The speed of the current in a river is 6 mph. A ferry operator who works that part of the river is looking to buy a new boat for his business. Every day, his route takes him 22.5 miles each way against the current and back to his dock, and he needs to make this trip in a total of 9 hours. He has a boat in mind, but he can only test it on a lake where there is no current. How fast must the boat go on the lake in order for it to serve the ferry operator's needs?
To determine how fast the boat must go on the lake in order to meet the ferry operator's needs, we first need to calculate the speed the boat needs to travel relative to the water.
Let's denote the speed of the boat in still water as B mph. Against the current, the speed of the boat will be B - 6 mph (since the current is flowing against the boat's direction). With the current, the speed of the boat will be B + 6 mph.
The ferry operator travels 22.5 miles each way against the current and back, so the total distance of the round trip is 45 miles.

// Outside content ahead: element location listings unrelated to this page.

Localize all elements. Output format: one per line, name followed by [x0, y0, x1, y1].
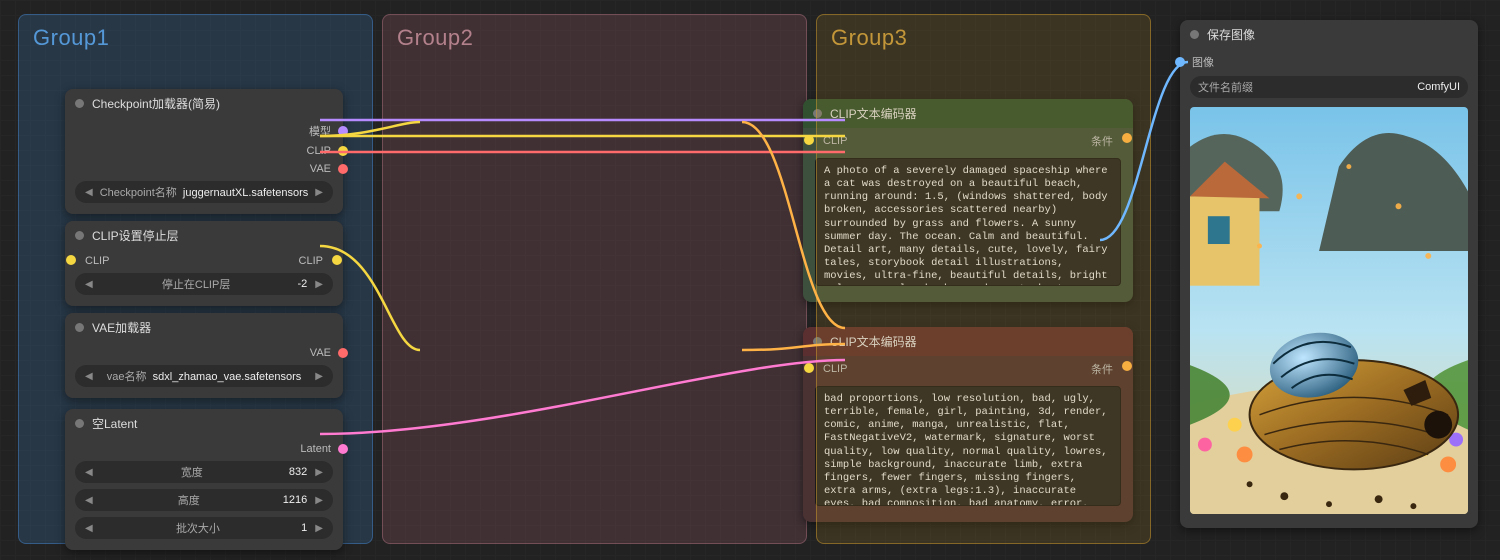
node-title: CLIP设置停止层 — [92, 227, 179, 244]
node-title: 保存图像 — [1207, 26, 1255, 43]
group-1-title: Group1 — [29, 19, 362, 61]
port-model-out[interactable] — [338, 126, 348, 136]
node-vae-loader[interactable]: VAE加载器 VAE ◀ vae名称 sdxl_zhamao_vae.safet… — [65, 313, 343, 398]
node-title: 空Latent — [92, 415, 137, 432]
widget-height[interactable]: ◀高度 1216▶ — [75, 489, 333, 511]
group-2-title: Group2 — [393, 19, 796, 61]
chevron-left-icon[interactable]: ◀ — [83, 371, 95, 382]
widget-clip-stop[interactable]: ◀ 停止在CLIP层 -2▶ — [75, 273, 333, 295]
chevron-right-icon[interactable]: ▶ — [313, 279, 325, 290]
group-3-title: Group3 — [827, 19, 1140, 61]
group-3[interactable]: Group3 全局输入3 输入 输入2 输入3 VAE解码 Latent 图像 … — [816, 14, 1151, 544]
port-vae-out[interactable] — [338, 348, 348, 358]
chevron-left-icon[interactable]: ◀ — [83, 187, 95, 198]
chevron-left-icon[interactable]: ◀ — [83, 279, 95, 290]
chevron-right-icon[interactable]: ▶ — [313, 371, 325, 382]
group-2[interactable]: Group2 CLIP文本编码器 CLIP 条件 A photo of a se… — [382, 14, 807, 544]
widget-width[interactable]: ◀宽度 832▶ — [75, 461, 333, 483]
port-clip-in[interactable] — [804, 363, 814, 373]
chevron-right-icon[interactable]: ▶ — [313, 187, 325, 198]
widget-vae-name[interactable]: ◀ vae名称 sdxl_zhamao_vae.safetensors ▶ — [75, 365, 333, 387]
node-empty-latent[interactable]: 空Latent Latent ◀宽度 832▶ ◀高度 1216▶ ◀批次大小 … — [65, 409, 343, 550]
port-clip-out[interactable] — [338, 146, 348, 156]
node-clip-set-last-layer[interactable]: CLIP设置停止层 CLIP CLIP ◀ 停止在CLIP层 -2▶ — [65, 221, 343, 306]
node-title: Checkpoint加载器(简易) — [92, 95, 220, 112]
node-title: VAE加载器 — [92, 319, 151, 336]
port-clip-out[interactable] — [332, 255, 342, 265]
node-checkpoint-loader[interactable]: Checkpoint加载器(简易) 模型 CLIP VAE ◀ Checkpoi… — [65, 89, 343, 214]
port-clip-in[interactable] — [804, 135, 814, 145]
port-image-in[interactable] — [1175, 57, 1185, 67]
output-image-preview — [1190, 107, 1468, 514]
widget-batch[interactable]: ◀批次大小 1▶ — [75, 517, 333, 539]
port-vae-out[interactable] — [338, 164, 348, 174]
group-1[interactable]: Group1 Checkpoint加载器(简易) 模型 CLIP VAE ◀ C… — [18, 14, 373, 544]
port-latent-out[interactable] — [338, 444, 348, 454]
port-clip-in[interactable] — [66, 255, 76, 265]
widget-checkpoint-name[interactable]: ◀ Checkpoint名称 juggernautXL.safetensors … — [75, 181, 333, 203]
widget-filename-prefix[interactable]: 文件名前缀 ComfyUI — [1190, 76, 1468, 98]
node-save-image[interactable]: 保存图像 图像 文件名前缀 ComfyUI — [1180, 20, 1478, 528]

To make this trip in 9 hours, we can set up the following equation:
22.5 / (B - 6) + 22.5 / (B + 6) = 9
Multiplying both sides by (B - 6)(B + 6) to get rid of the denominators, we have:
22.5(B + 6) + 22.5(B - 6) = 9(B - 6)(B + 6)
Expanding the equation:
22.5B + 135 + 22.5B - 135 = 9(B^2 - 36)
45B = 9B^2 - 324
Rearranging the equation to form a quadratic equation:
9B^2 - 45B - 324 = 0
Divide by 9 to simplify:
B^2 - 5B - 36 = 0
Factor the quadratic equation:
(B - 9)(B + 4) = 0
B = 9 mph or B = -4 mph
Since the speed of the boat cannot be negative, the speed of the boat in still water must be 9 mph in order to meet the ferry operator's needs.